Unfortunately, at this time I have no interest in maintaining this project any further, since it would need a major rewrite. Your issue seems relatively simple to fix.


class Schedule:
    ...

    def __init__(self, courses, dates, details):
        self.schedule = [["" for weekday in range(5)] for nth_lesson in range(5)]
        self.dates = self.__parse_dates(dates)
        self.details = details
        for course in courses:
##            palkki, title = course.split(": ") # instead of this, do
            if ": " in course:
                palkki, title = course.split(": ")
            else:
                # You have to pull the information from elsewhere. I'm not sure what would be the best course of action. Probably depends on the overall structure and conventions your school uses. 
                #Btw if you are confused, "palkki" is one of the eight slots where lessons are held in Espoo

            for timestamp in tuntikiertokaavio[int(palkki)]:
                self.schedule[timestamp.nth_lesson][timestamp.day_of_week] = title

And yes, I cringe a little at the fact that half of the variables are in Finnish, and half in English :DD

P.s. you might want to consider redacting identifying information from github issues in the future.

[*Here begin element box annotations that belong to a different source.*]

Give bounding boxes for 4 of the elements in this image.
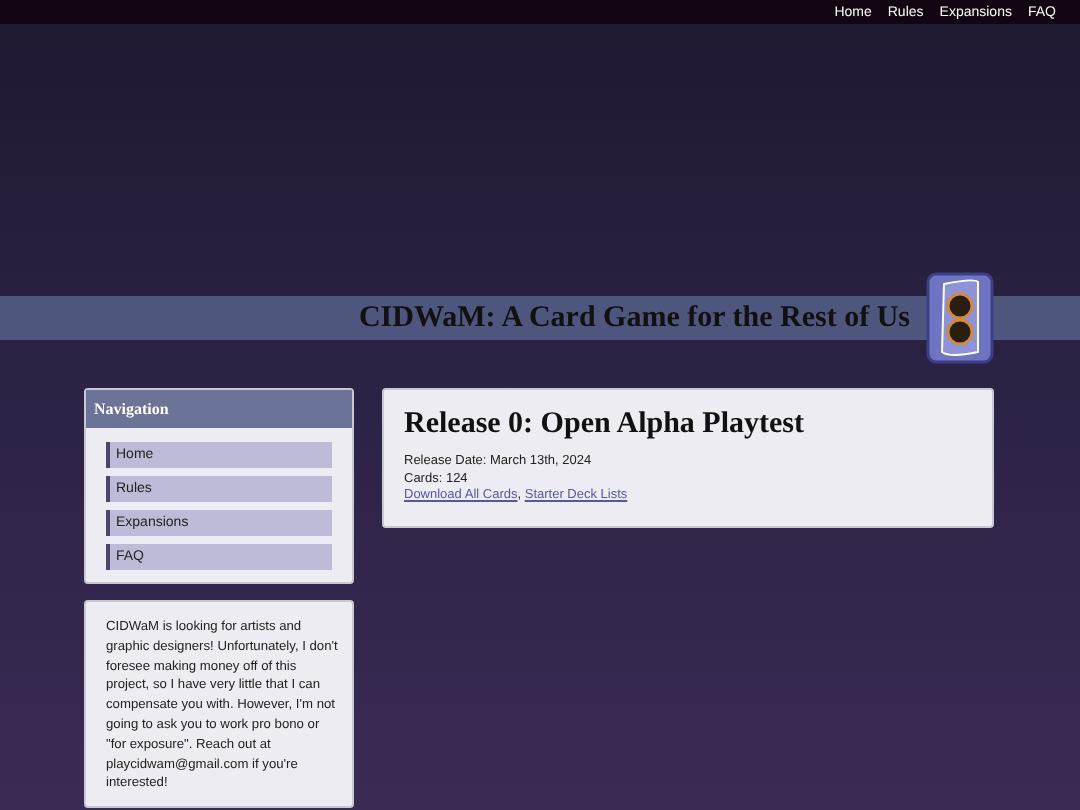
logo-icon [926, 272, 994, 364]
panel-title: Navigation [86, 390, 352, 428]
site-title: CIDWaM: A Card Game for the Rest of Us [358, 301, 910, 335]
release-title: Release 0: Open Alpha Playtest [404, 408, 806, 442]
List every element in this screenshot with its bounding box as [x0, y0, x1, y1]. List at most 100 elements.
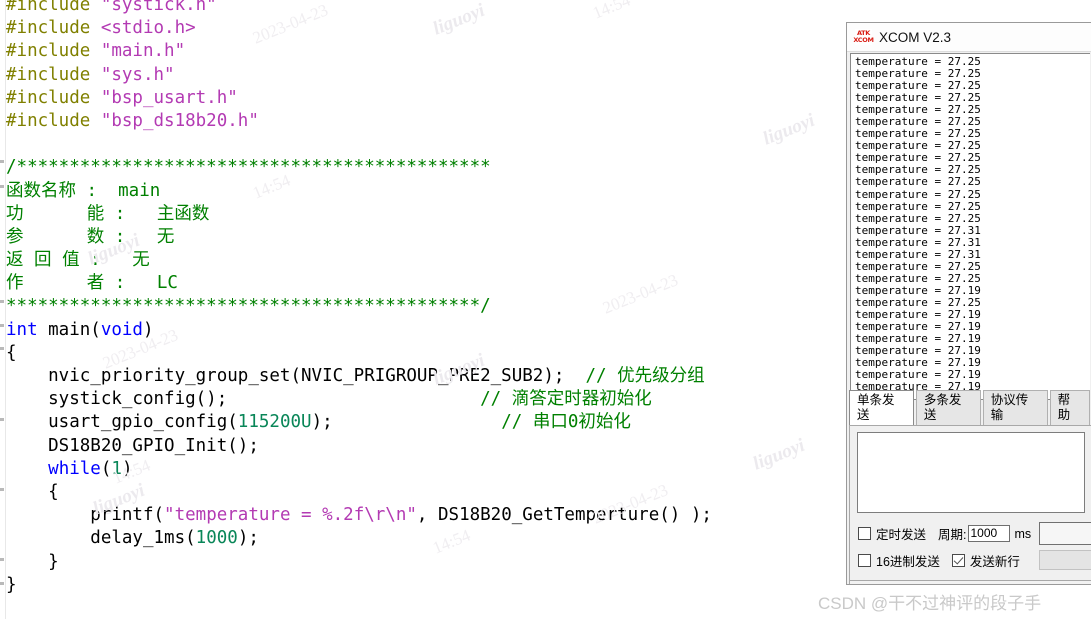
atk-logo-line2: XCOM — [853, 36, 874, 44]
code-token: #include — [6, 41, 101, 62]
code-token: "temperature = %.2f\r\n" — [164, 505, 417, 526]
background-watermark: liguoyi — [750, 434, 808, 475]
code-token: "bsp_usart.h" — [100, 87, 238, 108]
terminal-output-panel[interactable]: temperature = 27.25 temperature = 27.25 … — [850, 53, 1090, 400]
code-token: // 滴答定时器初始化 — [480, 389, 652, 410]
send-newline-label: 发送新行 — [969, 555, 1020, 569]
tab-active[interactable]: 单条发送 — [849, 390, 914, 426]
code-line: ****************************************… — [6, 295, 712, 318]
code-token: 115200U — [237, 412, 312, 433]
code-token: #include — [6, 87, 101, 108]
code-token: #include — [6, 64, 101, 85]
window-title: XCOM V2.3 — [879, 29, 952, 45]
code-line: printf("temperature = %.2f\r\n", DS18B20… — [6, 504, 712, 527]
code-token: // 串口0初始化 — [501, 412, 631, 433]
code-token: int — [6, 319, 38, 340]
code-token: /***************************************… — [6, 157, 491, 178]
send-options-row: 16进制发送 发送新行 — [858, 551, 1032, 570]
code-line: delay_1ms(1000); — [6, 527, 712, 550]
code-token: "sys.h" — [100, 64, 175, 85]
code-token: nvic_priority_group_set(NVIC_PRIGROUP_PR… — [6, 366, 586, 386]
code-token: DS18B20_GPIO_Init(); — [6, 435, 259, 456]
code-line: 参 数 : 无 — [6, 226, 712, 249]
code-token: printf( — [6, 505, 165, 526]
code-token: main( — [37, 319, 101, 340]
code-line: } — [6, 551, 712, 574]
period-input[interactable]: 1000 — [967, 525, 1010, 542]
code-token: // 优先级分组 — [585, 366, 705, 386]
xcom-tab-bar[interactable]: 单条发送 多条发送 协议传输 帮助 — [849, 390, 1091, 426]
timed-send-row: 定时发送 周期: 1000 ms — [858, 524, 1031, 543]
statusbar-divider-2 — [1019, 585, 1020, 586]
code-token: 返 回 值 : 无 — [6, 250, 150, 271]
code-token: "bsp_ds18b20.h" — [100, 110, 259, 131]
code-line: 作 者 : LC — [6, 272, 712, 295]
code-token: { — [6, 342, 17, 363]
code-token: 参 数 : 无 — [6, 226, 175, 247]
code-line: { — [6, 342, 712, 365]
csdn-watermark: CSDN @干不过神评的段子手 — [818, 594, 1042, 613]
code-line: systick_config(); // 滴答定时器初始化 — [6, 388, 712, 411]
code-token: ( — [100, 458, 112, 479]
timed-send-label: 定时发送 — [876, 528, 927, 542]
code-token: 功 能 : 主函数 — [6, 203, 210, 224]
code-line: DS18B20_GPIO_Init(); — [6, 435, 712, 458]
code-token: #include — [6, 0, 101, 15]
clear-button[interactable] — [1039, 550, 1091, 570]
code-token: ****************************************… — [6, 296, 491, 317]
code-token: systick_config(); — [6, 389, 481, 410]
terminal-output-text: temperature = 27.25 temperature = 27.25 … — [855, 55, 981, 399]
period-label: 周期: — [938, 528, 967, 542]
code-token: <stdio.h> — [100, 18, 196, 39]
code-line: #include <stdio.h> — [6, 17, 712, 40]
tab-item[interactable]: 协议传输 — [982, 390, 1048, 426]
code-line: /***************************************… — [6, 156, 712, 179]
code-token: void — [100, 319, 143, 340]
timed-send-checkbox[interactable] — [858, 527, 871, 540]
code-token: #include — [6, 18, 101, 39]
code-token: "systick.h" — [100, 0, 217, 15]
gear-icon[interactable] — [858, 585, 875, 586]
code-line: 函数名称 : main — [6, 180, 712, 203]
code-line: nvic_priority_group_set(NVIC_PRIGROUP_PR… — [6, 365, 712, 388]
code-line: #include "bsp_usart.h" — [6, 87, 712, 110]
code-line: 返 回 值 : 无 — [6, 249, 712, 272]
code-token: 1000 — [195, 528, 238, 549]
code-token: , DS18B20_GetTemperture() ); — [416, 505, 712, 526]
code-line: } — [6, 574, 712, 597]
code-line: #include "main.h" — [6, 40, 712, 63]
tab-item[interactable]: 多条发送 — [915, 390, 981, 426]
code-line: #include "bsp_ds18b20.h" — [6, 110, 712, 133]
tab-item[interactable]: 帮助 — [1049, 390, 1091, 426]
code-token: #include — [6, 110, 101, 131]
statusbar-divider-1 — [898, 585, 899, 586]
xcom-window[interactable]: ATK XCOM XCOM V2.3 temperature = 27.25 t… — [846, 22, 1091, 585]
background-watermark: liguoyi — [760, 109, 818, 150]
send-newline-checkbox[interactable] — [951, 554, 965, 567]
xcom-statusbar: www.openedv.com S:0 — [849, 580, 1091, 586]
code-token: 函数名称 : main — [6, 180, 161, 201]
atk-logo-icon: ATK XCOM — [853, 29, 874, 45]
code-token: 1 — [111, 458, 122, 479]
code-token: 作 者 : LC — [6, 273, 178, 294]
code-line: #include "systick.h" — [6, 0, 712, 17]
source-code[interactable]: #include "systick.h" #include <stdio.h> #i… — [6, 0, 712, 597]
code-token: "main.h" — [100, 41, 186, 62]
code-line: int main(void) — [6, 319, 712, 342]
code-token: usart_gpio_config( — [6, 412, 238, 433]
code-line: { — [6, 481, 712, 504]
xcom-titlebar[interactable]: ATK XCOM XCOM V2.3 — [847, 23, 1091, 52]
code-token: ); — [311, 412, 502, 433]
hex-send-checkbox[interactable] — [858, 554, 871, 567]
send-text-input[interactable] — [857, 432, 1085, 513]
code-token: { — [6, 481, 59, 502]
hex-send-label: 16进制发送 — [876, 555, 940, 569]
code-token: ) — [142, 319, 154, 340]
code-line: 功 能 : 主函数 — [6, 203, 712, 226]
code-token: delay_1ms( — [6, 528, 196, 549]
code-line: usart_gpio_config(115200U); // 串口0初始化 — [6, 411, 712, 434]
send-button[interactable] — [1039, 522, 1091, 545]
code-line: while(1) — [6, 458, 712, 481]
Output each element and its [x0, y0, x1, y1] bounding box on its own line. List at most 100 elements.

At the moment I can see who your teachers are and which school you go to :)

Sukarth commented 2 years ago

Thanks for responding....

Your reply was really helpful (with the suggestion of redacting identifying information... ), but I am still a bit confused with what that piece of code is supposed to do, since I don't know a lot of python, I tried searching it up, but couldn't find any good answers. Would you mind telling me what is supposed to do what in the code you posted in the above comment?

Sukarth commented 2 years ago

Hi! Could you please help? @KaappoRaivio @KaappoRaivio

Sukarth commented 2 years ago

Hello @KaappoRaivio @KaappoRaivio @KaappoRaivio, I made some changes and run the program a couple of times, and I get the name of the subjects as a response, but not the homework of each subject.

These are the last few lines in the terminal window that was running the server:

{'Käsityö.2', 'Kuvataide.2', 'Ruotsin kieli, B1', 'Liikunta', 'Kotitalous.3', 'Biologia', 'UKR.7 OGQ', 'Musiikki.2', 'sHImai.Etäopetus 5-9 ma 16.00', 'Historia', 'Englanti, A1', 'Kemia.3', 'Matematiikka', 'Suomi toisena kielenä ja kirjallisuus.1', 'Espanja, A2.2', 'Terveystieto'}
0
1
2
3
4
127.0.0.1 - - [09/Feb/2022 19:36:59] "GET / HTTP/1.1" 200 -

And as a response from where I sent the request to the server, I get this:

{"courses": {}, "teachers": {}, "upcoming": []}

I think I know the problem, but don't know how to fix it. @KaappoRaivio First answering my above posts would help me understand the code and fix the problem. Thanks @KaappoRaivio in advance. Hope I get a response soon.